I opted to take a class in Munnar named ‘Nimi’s Lip Smacking Dishes of Kerala,’ which had a mention in Lonely Planet and great reviews on TripAdvisor. Nimi Sunilkumar, who runs the class, has a growing culinary reputation. Her second book, ‘Nimi’s Lip Smacking Dishes of Kerala,’ was awarded titles at the 2013 Gourmand World Cookbook Awards, while her latest, ‘4 O’Clock Temptations of Kerala,‘ received the award for ‘Best Indian Cookbook’ in 2015 at Gourmand.
As Nimi was travelling, it took a few emails to sort out a suitable day on which the course was running, but my patience paid off, as the class lived up to expectations in every way.
Unlike some classes, which run to a strict two-hour schedule, Nimi’s class goes on as long as necessary, depending on the participants’ questions. In our case, we arrived at 3pm and left at around 7.30 – after eating the delicious food we’d prepared.
Nimi started the class by talking us through the ingredients typically found in a Keralan kitchen, allowing us to smell and taste all of the ingredients. She outlined which varieties of spice we should use, and how to identify freshness. Although some of the ingredients were familiar, there were also new ones, such as dried garcinia fruit, which is apparently essential in fish curry. There were other secrets, such as the necessity of using coconut oil as a fat and the widespread use of Kashmiri chilli powder, which is much milder than the ‘red hot’ version! I took copious notes, although sadly lost these when I dropped my iPhone among the boulders of Hampi. I’m planning to return to Munnar in April with some friends, and am hoping to do another class with Nimi – next time I will make sure to email the notes to myself!
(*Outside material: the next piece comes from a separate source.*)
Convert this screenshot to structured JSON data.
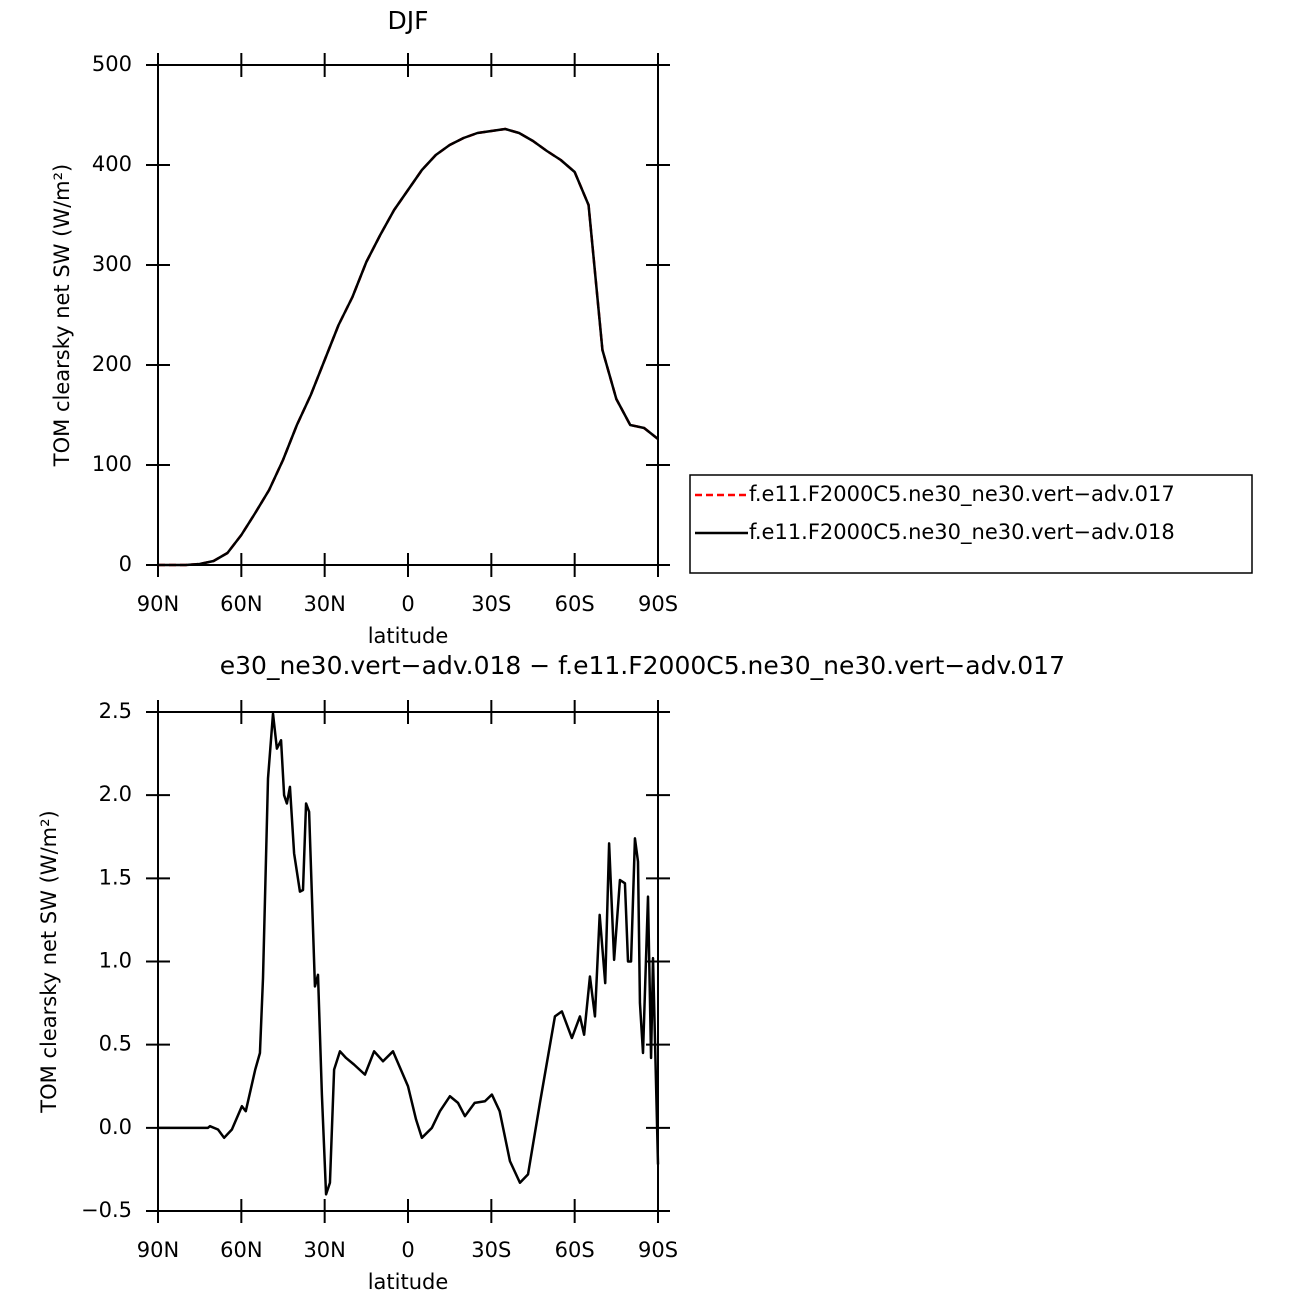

After we’d looked at the Keralan kitchen, we made five dishes together: string hoppers, sambar with shallots, chicken stew in coconut milk, a bean stir fry called achinga thoran, and banana doughnuts. The class was fairly hands on – whilst there’s only one stove, everyone chops and gets involved with other processes, such as pressing the string hoppers (which was super fun!). Nimi also makes sure everyone gets a turn at the stove, so the resulting food was a collaborative effort.
When we finished, we sat down to eat the fruits of our labor, along with some rice and parathas that suddenly appeared. The food was delicious: the sambar had a complex flavour and, while piquant, was not overwhelmingly spicy, while the stew was delicate with incredibly tender chicken. Stringhoppers are always a winner and, unsurprisingly, the banana doughnuts were very quickly devoured!
Nimi was very knowledgeable and clearly passionate about food – a self-taught cook, she loves the cuisine of Kerala and wants to share it with others. The other participants were also lovely and were keen foodies, which made for a very enjoyable afternoon. The price was reasonable at 1500 rupees, for which you also receive a free copy of ‘Lip Smacking Dishes of Kerala.’ You’d easily pay £15 for the cookbook on its own in the UK, so it was great to have it provided.
The only potential downside is that some of the dishes require specialist equipment not easily available in the UK – for the string hoppers, for example, you do really need an idlyappam pan, as well as a press. I can completely understand why this is, as authentic Keralan cooking requires different equipment than Western fare, but if you’re serious about replicating the food at home, you might need to go to one of Munnar’s kitchen shops.
Overall, though, this was a fantastic afternoon – I just hope all the cooking classes I go to are as good as this! A definite must-do if you’re in Munnar.